After years of behind-closed-doors hype and increasing publicity, the big question can finally be answered. Does the $150 Kinect work? Short answer: yes. Long answer: well...
Expect a more in-depth look at Kinect and its launch games early next week. This many full-body games have been a lot to take in for only five hours of use—which, I should note, have been interrupted many times to relax, hydrate, and stave off a headache. (If you're wondering, I'm a fit guy who works out and gave up his car for a bicycle.) I need more time to play, ponder, and pop pills.
I've already come up with a few confident assessments. For starters, your gaming room of choice is not big enough for Kinect. My living room comfortably seats nine people around an HDTV to watch movies or play, er, non-Kinect games. As per Kinect's demands, we had to shove the TV against the wall, prop the sensor on a box, remove the center table, and re-angle the couch. That gave us eight full feet of distance and eight feet of wingspan for two users to be clearly seen by the cameras. Practicality, quite frankly, makes this a no-sell for families who'd rather not pay $150 to redecorate.

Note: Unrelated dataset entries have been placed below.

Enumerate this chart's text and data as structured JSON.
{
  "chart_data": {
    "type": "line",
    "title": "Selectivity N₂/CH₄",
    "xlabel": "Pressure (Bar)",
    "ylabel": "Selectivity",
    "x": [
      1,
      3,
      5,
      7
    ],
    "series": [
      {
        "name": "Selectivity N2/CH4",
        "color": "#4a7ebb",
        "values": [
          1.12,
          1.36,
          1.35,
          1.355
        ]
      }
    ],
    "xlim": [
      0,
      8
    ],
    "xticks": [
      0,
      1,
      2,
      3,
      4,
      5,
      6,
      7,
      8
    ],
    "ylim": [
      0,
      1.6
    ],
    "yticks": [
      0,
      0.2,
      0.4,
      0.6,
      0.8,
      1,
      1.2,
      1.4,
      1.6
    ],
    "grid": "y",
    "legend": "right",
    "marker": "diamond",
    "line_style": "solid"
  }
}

Barring that hurdle, Kinect gets the basic job done. In menus, you wave a hand at the screen to point, like the Wii's remotes, only instead of clicking a button, you keep your hand upheld for a full second to choose something. The wait gets annoying, but it's not a dealbreaker, and unlike the Wii or Playstation Move, Kinect adapts extremely well to both sunlight and darkness. (In some menus, you can opt to speak aloud. Say "Xbox" and then a specific phrase, like, "Xbox, sign in," and your request loads. This works well and requires no vocal calibration. Hello, future.)